Sur la base d’un article succinct diffusé sur le site de Médor, l’ordonnance interdit la parution d’une enquête complète dont le juge ignore la teneur, et elle fixe des montants d’astreinte scandaleusement élevés. Ce faisant, c’est tout le numéro 1 de ce nouveau magazine qui est censuré, mais aussi la survie même du projet qui est menacée si les astreintes devaient être payées en cas de non-respect de l’ordonnance.

L’AJP, qui a apporté son assistance juridique à l’auteur de l’enquête David Leloup, est confiante dans l’issue du débat contradictoire qui se tiendra en référé le 24 novembre. « Il n’est pas pensable qu’une firme pharmaceutique wallonne, soutenue depuis sa création par les pouvoirs publics, puisse activer à sa guise une censure de presse au terme d’une procédure expéditive jusqu’à présent très exceptionnelle dans notre pays. »

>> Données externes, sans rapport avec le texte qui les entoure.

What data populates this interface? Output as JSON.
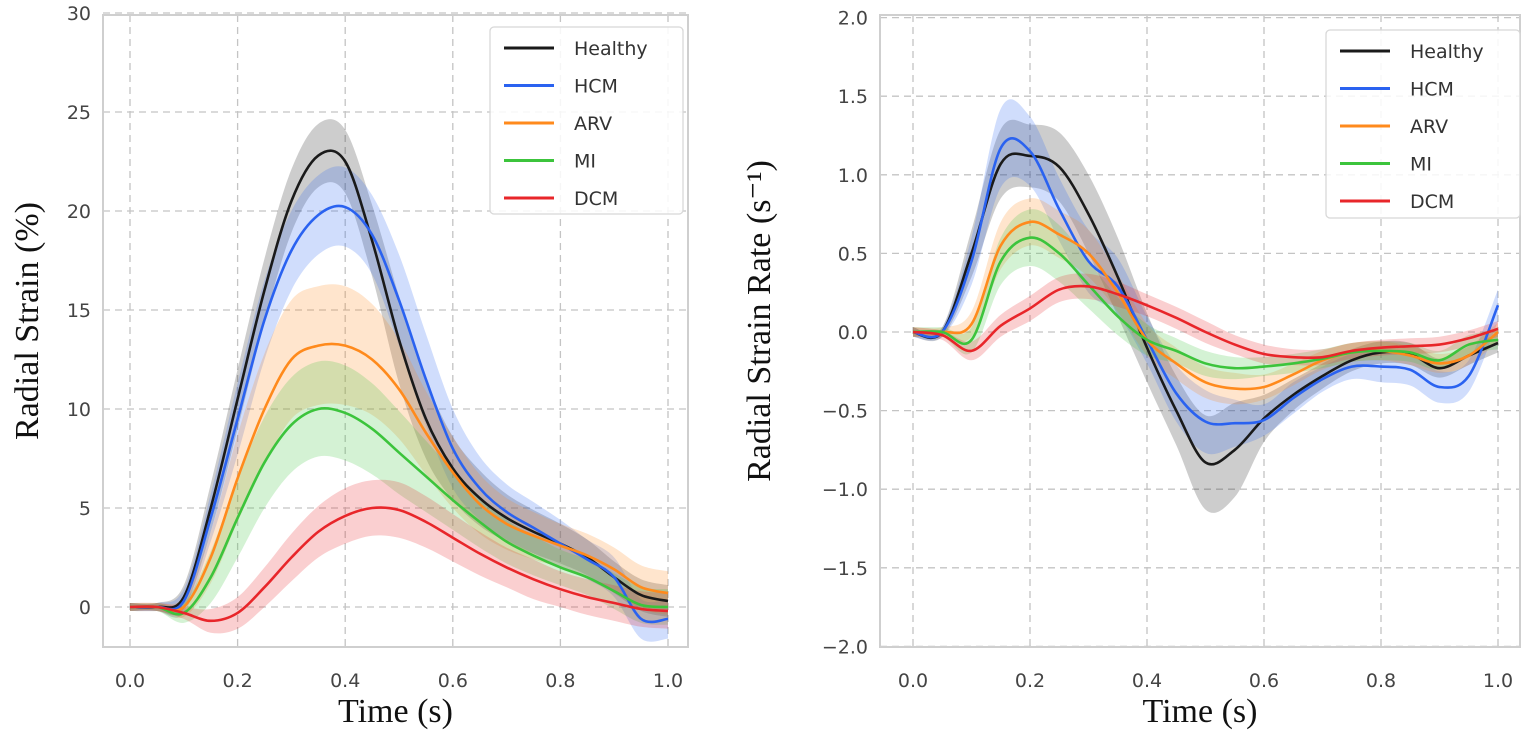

L’AJP rappelle que cette censure est contraire aux fondements de la liberté de la presse : « La presse est libre ; la censure ne pourra jamais être établie » (art. 25 Constitution).

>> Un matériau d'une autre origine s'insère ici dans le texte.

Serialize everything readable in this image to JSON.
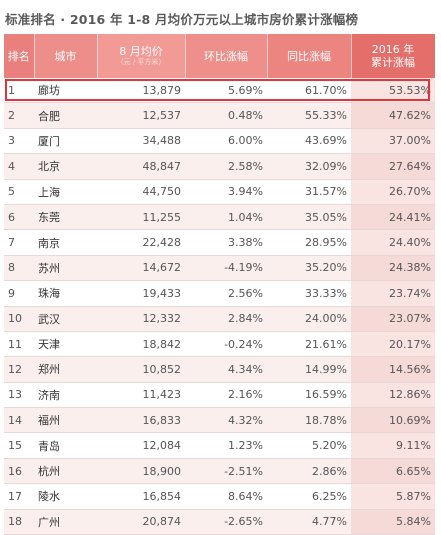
{
  "title": "标准排名 · 2016 年 1-8 月均价万元以上城市房价累计涨幅榜",
  "headers": {
    "rank": "排名",
    "city": "城市",
    "price": "8 月均价",
    "price_unit": "（元 / 平方米）",
    "mom": "环比涨幅",
    "yoy": "同比涨幅",
    "cum_line1": "2016 年",
    "cum_line2": "累计涨幅"
  },
  "colors": {
    "header_accent": "#e46f6a",
    "highlight_border": "#e0353a"
  },
  "rows": [
    {
      "rank": "1",
      "city": "廊坊",
      "price": "13,879",
      "mom": "5.69%",
      "yoy": "61.70%",
      "cum": "53.53%"
    },
    {
      "rank": "2",
      "city": "合肥",
      "price": "12,537",
      "mom": "0.48%",
      "yoy": "55.33%",
      "cum": "47.62%"
    },
    {
      "rank": "3",
      "city": "厦门",
      "price": "34,488",
      "mom": "6.00%",
      "yoy": "43.69%",
      "cum": "37.00%"
    },
    {
      "rank": "4",
      "city": "北京",
      "price": "48,847",
      "mom": "2.58%",
      "yoy": "32.09%",
      "cum": "27.64%"
    },
    {
      "rank": "5",
      "city": "上海",
      "price": "44,750",
      "mom": "3.94%",
      "yoy": "31.57%",
      "cum": "26.70%"
    },
    {
      "rank": "6",
      "city": "东莞",
      "price": "11,255",
      "mom": "1.04%",
      "yoy": "35.05%",
      "cum": "24.41%"
    },
    {
      "rank": "7",
      "city": "南京",
      "price": "22,428",
      "mom": "3.38%",
      "yoy": "28.95%",
      "cum": "24.40%"
    },
    {
      "rank": "8",
      "city": "苏州",
      "price": "14,672",
      "mom": "-4.19%",
      "yoy": "35.20%",
      "cum": "24.38%"
    },
    {
      "rank": "9",
      "city": "珠海",
      "price": "19,433",
      "mom": "2.56%",
      "yoy": "33.33%",
      "cum": "23.74%"
    },
    {
      "rank": "10",
      "city": "武汉",
      "price": "12,332",
      "mom": "2.84%",
      "yoy": "24.00%",
      "cum": "23.07%"
    },
    {
      "rank": "11",
      "city": "天津",
      "price": "18,842",
      "mom": "-0.24%",
      "yoy": "21.61%",
      "cum": "20.17%"
    },
    {
      "rank": "12",
      "city": "郑州",
      "price": "10,852",
      "mom": "4.34%",
      "yoy": "14.99%",
      "cum": "14.56%"
    },
    {
      "rank": "13",
      "city": "济南",
      "price": "11,423",
      "mom": "2.16%",
      "yoy": "16.59%",
      "cum": "12.86%"
    },
    {
      "rank": "14",
      "city": "福州",
      "price": "16,833",
      "mom": "4.32%",
      "yoy": "18.78%",
      "cum": "10.69%"
    },
    {
      "rank": "15",
      "city": "青岛",
      "price": "12,084",
      "mom": "1.23%",
      "yoy": "5.20%",
      "cum": "9.11%"
    },
    {
      "rank": "16",
      "city": "杭州",
      "price": "18,900",
      "mom": "-2.51%",
      "yoy": "2.86%",
      "cum": "6.65%"
    },
    {
      "rank": "17",
      "city": "陵水",
      "price": "16,854",
      "mom": "8.64%",
      "yoy": "6.25%",
      "cum": "5.87%"
    },
    {
      "rank": "18",
      "city": "广州",
      "price": "20,874",
      "mom": "-2.65%",
      "yoy": "4.77%",
      "cum": "5.84%"
    }
  ]
}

Mithra « n’a pas censuré Médor », se défend la firme

« Mithra Pharmaceuticals n’a pas censuré Médor », a réagi jeudi soir la firme liégeoise.

L’article contesté par Mithra « portait des accusations extrêmement graves et inexactes », conduisant le jour-même, soit jeudi dernier, l’entreprise à mettre Médor et l’auteur de l’article en demeure de le retirer du site internet où il avait été publié.

Le lendemain, le magazine a déclaré maintenir l’information sur son site internet, affirme Mithra qui assure avoir réitéré sa demande le 16 novembre. « Cette seconde mise en demeure n’a pas été suivie de réaction de la part de Médor. Mithra Pharmaceuticals a donc été contrainte d’introduire une requête unilatérale le 17 novembre en vue d’interdire d’urgence, temporairement et dans l’attente d’une décision contradictoire, la publication ou la diffusion de l’article litigieux, sous quelque forme que ce soit, sous peine d’une astreinte de 500 euros par heure de retard et par infraction », précise l’entreprise liégeoise.

« Le caractère extrêmement grave et inexact des accusations contenues dans l’article ainsi que ses conséquences particulièrement dommageables pour une entreprise cotée telle que Mithra Pharmaceuticals justifiaient une telle mesure, les cours et les tribunaux n’accordant d’ailleurs celle-ci qu’avec la plus grande circonspection », poursuit-elle en affirmant enfin « ne pas vouloir esquiver le débat contradictoire ».